The New Female
Athlete
by Margarita Berstos
Produced
for the Web by Kathy Ritchie
Anna Kournikova Serving
It Up |
"Power
Hour" for most college girls is the 60-minute period between
11 p.m. and midnight when, at a place like Bar None in New
York's East Village, well drafts and mixed drinks cost a
dollar apiece. For women athletes, however, "Power Hour"
has an altogether different connotation.
Andrea
Cafiero, a varsity volleyball player for Quinnipiac University's
Division I Braves, submits to eight required "Power Hours"
every week. For periods of about two hours at a time, she
signs herself into a room with her books, and on most days,
does her schoolwork. "Trust me," she says of the temptation
to skip out, "there are repercussions. We're at practice
and our coach will say, 'Andrea didn't do her eight hours
this week, she only did six,' so the team is going to have
to run two suicides in lieu of the hours I missed."
There
is no chance for the other kind of "Power Hour" either.
Athletes at Quinnipiac College must adhere to a 48-hour
ban on drinking before a game or practice. "So basically,
we can't drink at all during season," says Cafiero. The
same is true at Yale, where Christine Anthony, a field hockey
player, says the disciplined life of the athlete has put
special strains on her friendships as well as her social
life. "I remember my freshman year roommate when I was in
season in the fall, said she didn't even know who I was
until the spring," says Anthony. At Yale, she finds athletes
make friends among the athletes. "They understand where
you're coming from," she said. "They understand when you
need to go to bed."
"Now
there are role models who are the antithesis of Kate
Moss, women with muscles, women with power." |
At a
point in life when, for most young women, the most important
new relationships are being forged, bonds to parents are
being loosened, identity is being solidified, and child-bearing
years are just ahead, female athletes are molding the concept
of gender into a shape all their own. Eve
as Athlete has to participate in relationships in a whole
new way, even her relationship to self.
For
Marie Golden, a junior at Holy Cross University, crew is
the all-consuming activity in her college life. "It's frustrating
sometimes not to be able to go out on your roommates birthday,
or your friend's birthday-or even your own birthday," she
says.
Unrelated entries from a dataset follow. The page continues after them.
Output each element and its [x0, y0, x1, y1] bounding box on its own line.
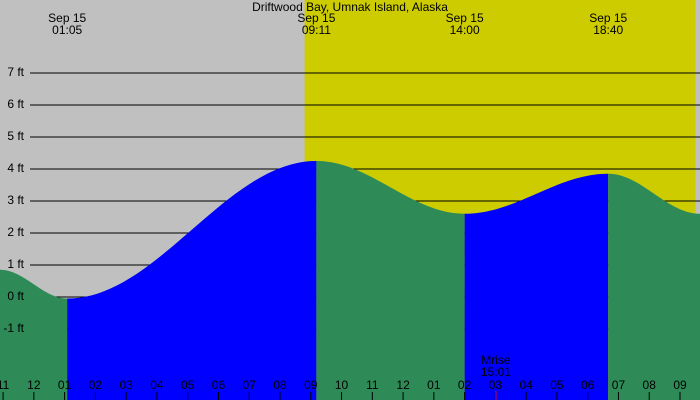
x-tick-label: 06	[212, 378, 226, 392]
x-tick-label: 12	[27, 378, 41, 392]
x-tick-label: 03	[119, 378, 133, 392]
event-date: Sep 15	[446, 11, 484, 25]
x-tick-label: 07	[612, 378, 626, 392]
x-tick-label: 10	[335, 378, 349, 392]
x-tick-label: 09	[304, 378, 318, 392]
x-tick-label: 05	[550, 378, 564, 392]
x-tick-label: 12	[396, 378, 410, 392]
tide-segment	[608, 173, 700, 400]
tide-segment	[0, 269, 68, 400]
y-tick-label: 3 ft	[7, 193, 24, 207]
x-tick-label: 02	[458, 378, 472, 392]
event-date: Sep 15	[48, 11, 86, 25]
y-tick-label: 6 ft	[7, 97, 24, 111]
x-tick-label: 01	[58, 378, 72, 392]
x-tick-label: 08	[273, 378, 287, 392]
y-tick-label: 7 ft	[7, 65, 24, 79]
tide-segment	[316, 160, 465, 400]
y-tick-label: 0 ft	[7, 289, 24, 303]
chart-title: Driftwood Bay, Umnak Island, Alaska	[252, 0, 448, 14]
y-tick-label: 5 ft	[7, 129, 24, 143]
x-tick-label: 09	[673, 378, 687, 392]
x-tick-label: 06	[581, 378, 595, 392]
event-time: 18:40	[593, 23, 623, 37]
x-tick-label: 04	[150, 378, 164, 392]
event-date: Sep 15	[297, 11, 335, 25]
y-tick-label: 4 ft	[7, 161, 24, 175]
event-time: 09:11	[302, 23, 331, 37]
y-tick-label: 1 ft	[7, 257, 24, 271]
x-tick-label: 11	[366, 378, 379, 392]
x-tick-label: 03	[489, 378, 503, 392]
moonrise-label: Mrise	[481, 353, 511, 367]
x-tick-label: 01	[427, 378, 441, 392]
x-tick-label: 11	[0, 378, 10, 392]
tide-segment	[67, 160, 317, 400]
tide-segment	[464, 173, 609, 400]
y-tick-label: 2 ft	[7, 225, 24, 239]
x-tick-label: 08	[643, 378, 657, 392]
x-tick-label: 07	[243, 378, 257, 392]
x-tick-label: 05	[181, 378, 195, 392]
y-tick-label: -1 ft	[3, 321, 24, 335]
event-time: 14:00	[450, 23, 480, 37]
moonrise-time: 15:01	[481, 365, 511, 379]
event-date: Sep 15	[589, 11, 627, 25]
x-tick-label: 02	[89, 378, 103, 392]
event-time: 01:05	[52, 23, 82, 37]
x-tick-label: 04	[519, 378, 533, 392]
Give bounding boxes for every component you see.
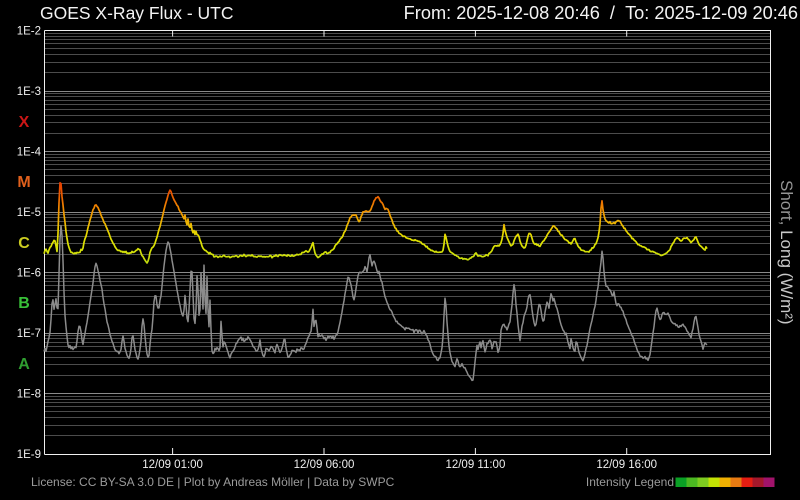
svg-text:Short, Long (W/m²): Short, Long (W/m²) bbox=[777, 180, 796, 325]
svg-text:1E-4: 1E-4 bbox=[17, 147, 42, 159]
svg-text:GOES X-Ray Flux - UTC: GOES X-Ray Flux - UTC bbox=[40, 3, 234, 23]
svg-text:1E-3: 1E-3 bbox=[17, 86, 41, 98]
svg-text:M: M bbox=[17, 174, 30, 191]
svg-text:1E-9: 1E-9 bbox=[17, 449, 41, 461]
svg-text:C: C bbox=[18, 235, 30, 252]
svg-text:12/09 06:00: 12/09 06:00 bbox=[294, 459, 355, 471]
svg-text:Intensity Legend: Intensity Legend bbox=[586, 475, 674, 489]
svg-text:1E-5: 1E-5 bbox=[17, 207, 41, 219]
svg-text:A: A bbox=[18, 356, 30, 373]
svg-text:12/09 16:00: 12/09 16:00 bbox=[596, 459, 657, 471]
svg-text:1E-2: 1E-2 bbox=[17, 26, 41, 38]
svg-text:X: X bbox=[19, 114, 30, 131]
svg-text:B: B bbox=[18, 295, 30, 312]
svg-text:1E-8: 1E-8 bbox=[17, 389, 41, 401]
svg-text:12/09 11:00: 12/09 11:00 bbox=[445, 459, 505, 471]
svg-text:12/09 01:00: 12/09 01:00 bbox=[142, 459, 203, 471]
svg-text:License: CC BY-SA 3.0 DE | Plo: License: CC BY-SA 3.0 DE | Plot by Andre… bbox=[31, 475, 395, 489]
svg-text:1E-7: 1E-7 bbox=[17, 328, 41, 340]
svg-text:1E-6: 1E-6 bbox=[17, 268, 41, 280]
svg-text:From: 2025-12-08 20:46 / To:: From: 2025-12-08 20:46 / To: 2025-12-09 … bbox=[404, 3, 798, 23]
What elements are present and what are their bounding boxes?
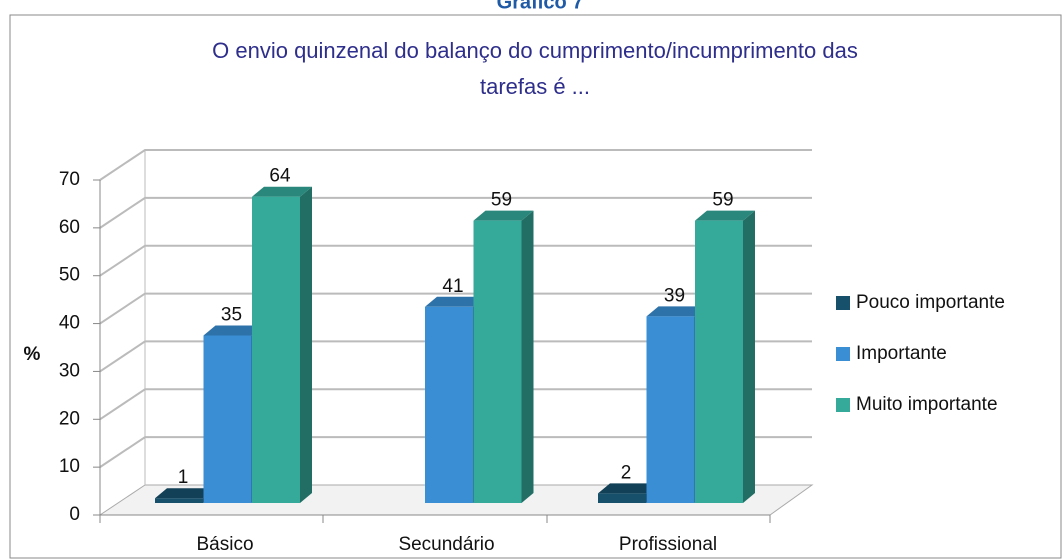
legend-swatch [836, 347, 850, 361]
bar [598, 493, 646, 503]
bar [425, 306, 473, 503]
bar [473, 220, 522, 503]
bar-top [695, 210, 755, 221]
legend-label: Muito importante [856, 394, 998, 415]
data-label: 64 [269, 166, 291, 187]
y-tick-label: 20 [59, 408, 80, 429]
x-tick-label: Secundário [398, 534, 494, 555]
bar-top [598, 483, 658, 494]
bar [252, 196, 300, 503]
legend-label: Pouco importante [856, 292, 1005, 313]
y-tick-label: 50 [59, 265, 80, 286]
bar-top [473, 210, 534, 221]
y-tick-label: 40 [59, 313, 80, 334]
bar-side [521, 210, 534, 503]
data-label: 1 [178, 467, 189, 488]
bar [646, 316, 695, 503]
y-tick-label: 70 [59, 169, 80, 190]
data-label: 41 [442, 276, 463, 297]
y-tick-label: 0 [69, 504, 80, 525]
data-label: 39 [664, 285, 685, 306]
chart-title: tarefas é ... [480, 74, 590, 99]
bar-top [646, 306, 707, 317]
bar [203, 335, 252, 503]
legend-label: Importante [856, 343, 947, 364]
bar-top [425, 296, 485, 307]
x-tick-label: Básico [196, 534, 253, 555]
bar-side [300, 186, 312, 503]
data-label: 35 [221, 305, 242, 326]
legend-swatch [836, 296, 850, 310]
bar-side [743, 210, 755, 503]
y-tick-label: 30 [59, 360, 80, 381]
chart-border [9, 14, 1062, 559]
y-tick-label: 60 [59, 217, 80, 238]
chart-title: O envio quinzenal do balanço do cumprime… [212, 38, 858, 63]
bar-top [252, 186, 312, 197]
legend-swatch [836, 398, 850, 412]
bar [155, 498, 203, 503]
bar [695, 220, 743, 503]
data-label: 2 [621, 462, 632, 483]
x-tick-label: Profissional [619, 534, 717, 555]
bar-top [203, 325, 264, 336]
y-axis-label: % [24, 344, 41, 365]
heading: Gráfico 7 [497, 0, 584, 13]
bar-top [155, 488, 215, 499]
data-label: 59 [712, 190, 733, 211]
y-tick-label: 10 [59, 456, 80, 477]
data-label: 59 [491, 190, 512, 211]
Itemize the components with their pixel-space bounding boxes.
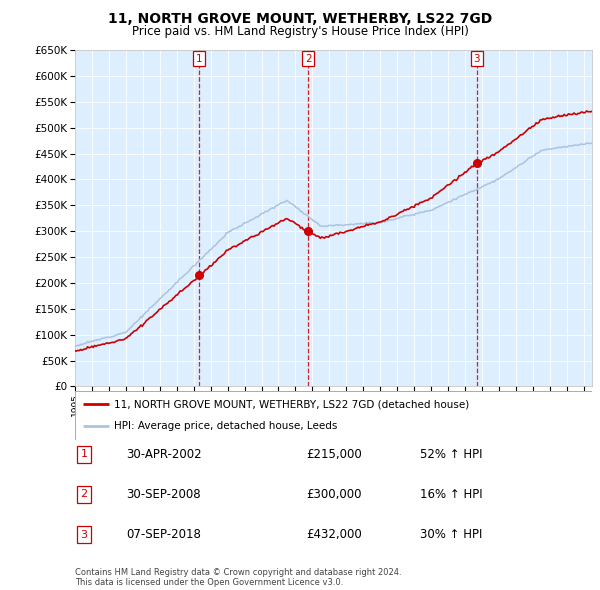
Text: Contains HM Land Registry data © Crown copyright and database right 2024.
This d: Contains HM Land Registry data © Crown c… [75,568,401,587]
Text: 07-SEP-2018: 07-SEP-2018 [126,528,201,541]
Text: 3: 3 [80,530,88,539]
Text: 11, NORTH GROVE MOUNT, WETHERBY, LS22 7GD (detached house): 11, NORTH GROVE MOUNT, WETHERBY, LS22 7G… [114,399,469,409]
Text: £432,000: £432,000 [306,528,362,541]
Text: HPI: Average price, detached house, Leeds: HPI: Average price, detached house, Leed… [114,421,337,431]
Text: 16% ↑ HPI: 16% ↑ HPI [420,488,482,501]
Text: 11, NORTH GROVE MOUNT, WETHERBY, LS22 7GD: 11, NORTH GROVE MOUNT, WETHERBY, LS22 7G… [108,12,492,26]
Text: 52% ↑ HPI: 52% ↑ HPI [420,448,482,461]
Text: 1: 1 [196,54,203,64]
Text: 30% ↑ HPI: 30% ↑ HPI [420,528,482,541]
Text: 30-APR-2002: 30-APR-2002 [126,448,202,461]
Text: £300,000: £300,000 [306,488,361,501]
Text: 3: 3 [473,54,480,64]
Text: 2: 2 [305,54,311,64]
Text: 2: 2 [80,490,88,499]
Text: £215,000: £215,000 [306,448,362,461]
Text: 30-SEP-2008: 30-SEP-2008 [126,488,200,501]
Text: Price paid vs. HM Land Registry's House Price Index (HPI): Price paid vs. HM Land Registry's House … [131,25,469,38]
Text: 1: 1 [80,450,88,459]
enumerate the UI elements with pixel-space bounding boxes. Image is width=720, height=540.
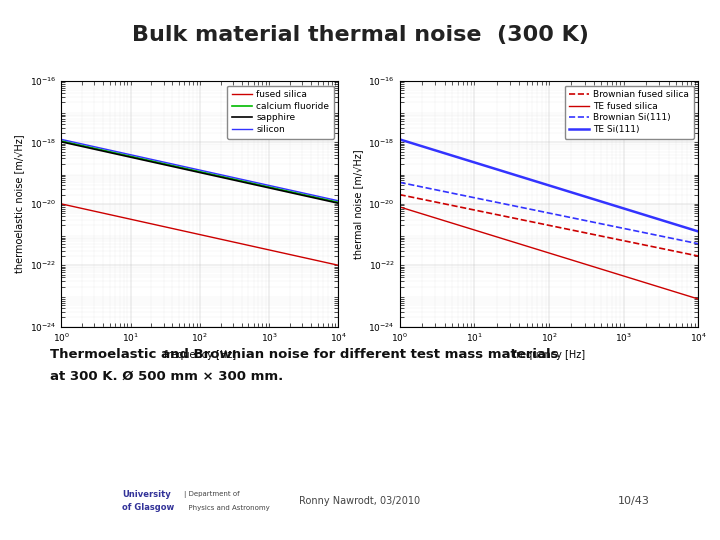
- Brownian fused silica: [448, 202, 456, 209]
- Text: University: University: [122, 490, 171, 498]
- fused silica: [182, 228, 191, 235]
- Brownian fused silica: [531, 219, 539, 226]
- Line: calcium fluoride: calcium fluoride: [61, 141, 338, 202]
- sapphire: [266, 185, 274, 191]
- silicon: [106, 147, 114, 153]
- sapphire: [334, 200, 343, 206]
- calcium fluoride: [220, 174, 229, 180]
- X-axis label: frequency [Hz]: frequency [Hz]: [163, 349, 236, 360]
- TE Si(111): [620, 206, 629, 212]
- Legend: fused silica, calcium fluoride, sapphire, silicon: fused silica, calcium fluoride, sapphire…: [228, 85, 334, 139]
- Brownian fused silica: [595, 232, 603, 239]
- silicon: [128, 152, 137, 158]
- silicon: [242, 177, 251, 184]
- TE fused silica: [620, 273, 629, 280]
- Brownian Si(111): [572, 215, 580, 222]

Golden has practice six times a week, for three hours
at a time, not including a weight-lifting program twice
a week. Passion, she says, is what drives her to row and
row well. Knowing when she gets out there, there will be
eight other girls in the boat, feeling what she is feeling
is what gets her to go. It's the camaraderie. "In every
sense," says Golden, "we're all in the same boat." She said
some of her best friends are also her teammates because
of the concentrated time that they spend together.
In the
words of Mary Jo Kane, a sports psychologist and Director
of the Tucker Center for Research on Girls and Women in
Sport at the University of Minnesota, the impact sports
can have on a woman's life is boundless. "It can help with
her sense of identity in terms of belonging to a team or
group," says Kane, "which in turn can make her feel part
of a larger community like a school or a state or a university,
or even her country if she's an Olympic athlete."
College
sports can have impact - both positive and negative - on
family life, even when student athletes are far from home.
Andrea Lytle, a junior who plays water polo for Boston College,
says her participation in sports has actually improved her
familial relationships. "It lets parents and siblings become
involved in your life in a non-intrusive way," says Lytle.
"Having a parent ask about your game is a lot less intrusive
than having them ask about your boyfriend."